After their final payment to an agency in Sofia, fronted by a foreboding redhead equipped with a mechanical smile and a calculator, Russia invades Ukraine. Somehow, this fails to trouble the couple, who expect that they will get around the EU ban on travel to Russia by taking a flight from Serbia. But when June rolls round and the couple show up in the Sofia central square where they expect to catch their bus to Belgrade, the coach is nowhere to be seen, even accounting for the chaos caused by the rainbow-flag-flying Pride marchers and black-clad anti-Pride marchers milling about everywhere that day. (Presumably, the filmmakers took advantage of real events going on in Sofia at the time.)

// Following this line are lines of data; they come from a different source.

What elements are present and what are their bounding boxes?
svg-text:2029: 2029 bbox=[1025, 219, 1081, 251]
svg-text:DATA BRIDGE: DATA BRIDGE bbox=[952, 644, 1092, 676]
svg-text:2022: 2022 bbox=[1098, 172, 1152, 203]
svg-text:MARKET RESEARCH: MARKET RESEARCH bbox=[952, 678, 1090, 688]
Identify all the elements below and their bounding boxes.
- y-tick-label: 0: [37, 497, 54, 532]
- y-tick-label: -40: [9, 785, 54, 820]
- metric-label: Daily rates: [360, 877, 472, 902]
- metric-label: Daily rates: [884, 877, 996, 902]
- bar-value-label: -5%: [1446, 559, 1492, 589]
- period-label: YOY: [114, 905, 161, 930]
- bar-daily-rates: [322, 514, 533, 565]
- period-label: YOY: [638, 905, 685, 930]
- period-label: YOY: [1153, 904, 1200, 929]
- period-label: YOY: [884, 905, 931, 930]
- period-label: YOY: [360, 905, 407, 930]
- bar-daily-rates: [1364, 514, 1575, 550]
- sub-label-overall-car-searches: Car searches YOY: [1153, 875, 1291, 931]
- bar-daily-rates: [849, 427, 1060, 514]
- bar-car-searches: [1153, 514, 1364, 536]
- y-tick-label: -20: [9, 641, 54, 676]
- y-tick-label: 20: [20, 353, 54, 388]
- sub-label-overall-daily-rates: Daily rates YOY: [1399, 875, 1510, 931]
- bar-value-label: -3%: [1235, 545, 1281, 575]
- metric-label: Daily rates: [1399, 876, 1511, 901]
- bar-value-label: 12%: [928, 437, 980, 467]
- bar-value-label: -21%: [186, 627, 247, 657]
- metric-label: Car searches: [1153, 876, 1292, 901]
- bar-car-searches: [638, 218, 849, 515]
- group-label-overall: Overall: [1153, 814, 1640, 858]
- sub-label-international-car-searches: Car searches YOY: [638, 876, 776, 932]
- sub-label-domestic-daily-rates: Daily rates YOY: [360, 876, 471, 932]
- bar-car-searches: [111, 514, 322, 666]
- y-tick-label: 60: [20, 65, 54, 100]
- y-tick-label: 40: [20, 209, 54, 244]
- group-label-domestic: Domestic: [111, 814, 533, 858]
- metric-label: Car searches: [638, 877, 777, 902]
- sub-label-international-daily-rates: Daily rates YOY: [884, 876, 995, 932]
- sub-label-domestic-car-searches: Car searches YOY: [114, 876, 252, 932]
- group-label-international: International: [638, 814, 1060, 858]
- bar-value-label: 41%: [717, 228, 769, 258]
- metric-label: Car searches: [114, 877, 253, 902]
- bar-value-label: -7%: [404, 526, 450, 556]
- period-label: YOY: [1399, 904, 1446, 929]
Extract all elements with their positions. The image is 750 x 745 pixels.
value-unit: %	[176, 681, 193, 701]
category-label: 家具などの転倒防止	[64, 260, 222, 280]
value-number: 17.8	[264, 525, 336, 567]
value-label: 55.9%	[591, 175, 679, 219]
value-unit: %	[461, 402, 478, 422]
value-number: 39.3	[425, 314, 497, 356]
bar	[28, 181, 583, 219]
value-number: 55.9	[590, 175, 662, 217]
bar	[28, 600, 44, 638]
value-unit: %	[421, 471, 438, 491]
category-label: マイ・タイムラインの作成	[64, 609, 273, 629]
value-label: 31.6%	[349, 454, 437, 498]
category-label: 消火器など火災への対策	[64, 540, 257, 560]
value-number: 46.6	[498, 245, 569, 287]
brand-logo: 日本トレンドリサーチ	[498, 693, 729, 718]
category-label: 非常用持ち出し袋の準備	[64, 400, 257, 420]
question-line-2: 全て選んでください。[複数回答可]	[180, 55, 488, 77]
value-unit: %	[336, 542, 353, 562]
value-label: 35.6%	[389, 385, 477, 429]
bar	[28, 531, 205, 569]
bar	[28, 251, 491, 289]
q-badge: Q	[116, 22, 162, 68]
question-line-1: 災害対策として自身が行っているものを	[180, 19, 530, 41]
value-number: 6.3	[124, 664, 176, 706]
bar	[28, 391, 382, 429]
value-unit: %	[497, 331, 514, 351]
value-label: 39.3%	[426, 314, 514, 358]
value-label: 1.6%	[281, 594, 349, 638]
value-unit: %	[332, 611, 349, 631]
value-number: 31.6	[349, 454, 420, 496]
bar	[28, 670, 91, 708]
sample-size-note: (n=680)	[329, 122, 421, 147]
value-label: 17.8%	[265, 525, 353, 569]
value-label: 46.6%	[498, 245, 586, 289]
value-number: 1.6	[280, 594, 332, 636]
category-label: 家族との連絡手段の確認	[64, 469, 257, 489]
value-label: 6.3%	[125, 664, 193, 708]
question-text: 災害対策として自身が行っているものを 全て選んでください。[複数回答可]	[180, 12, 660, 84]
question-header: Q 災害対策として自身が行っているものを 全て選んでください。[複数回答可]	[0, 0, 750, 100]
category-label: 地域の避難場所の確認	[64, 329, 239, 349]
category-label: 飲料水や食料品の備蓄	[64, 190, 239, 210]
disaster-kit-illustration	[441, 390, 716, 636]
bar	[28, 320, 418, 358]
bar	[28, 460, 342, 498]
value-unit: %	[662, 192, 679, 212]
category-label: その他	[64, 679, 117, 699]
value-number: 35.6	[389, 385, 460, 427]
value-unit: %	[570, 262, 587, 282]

Despite resistance from Marina, the couple are compelled to accept hospitality from Marina’s sister Lucy (Gosheva) and her taxi-driver husband (Ivan Barnev) while they investigate what’s happened to their dream trip. When Gosha goes to the office where they used to meet the redheaded receptionist, the place is completely empty apart from a tetchy estate agent expecting to lease the premises to a new client. A visit to the police reveals that the travel agency went bust after the Ukrainian invasion.
But Gosha and Marina can’t cope with the cruel accidental irony that the money they grifted has been grifted away from them, and end up taking desperate measures. In Gosha’s case, that involves getting mixed up with gangsters at a seedy nightclub, a sequence that quickly deteriorates from being mildly comical to sinister to outright terrifying by even degrees.
Indeed, Grozeva and Valchanov’s sly ability to shift tones from ripely comical to appalling is one of their defining features as filmmakers, along with a penchant for weird and wacky side characters. That includes a scabby stranger who may or may not be a priest whom Marina meets in a graveyard, for example, and Barnev’s hard-rocking cab driver, who, with his wife Lucy, has raised an adorable trio of classically trained tots. (The kids’ slightly halting but spirited rendition of a Tchaikovsky piece is a highlight here, one of the film’s few moments of uncomplicated sweetness.)
The performances in general feel semi-improvised judging by the overlapping dialogue and sense of spontaneity, an impression bolstered by the freewheeling, woozy bright camerawork, overseen by DP Alexander Stanishev (one of the few newcomers to Grozeva and Valchanov’s crew of regulars). That breezy naturalism helps ease down what some viewers might consider a bitter, depressing pill given the movie’s increasingly bleak trajectory, saved at the very last minute by dialogue heard over the credits that reassures us that the worst outcome has been narrowly averted.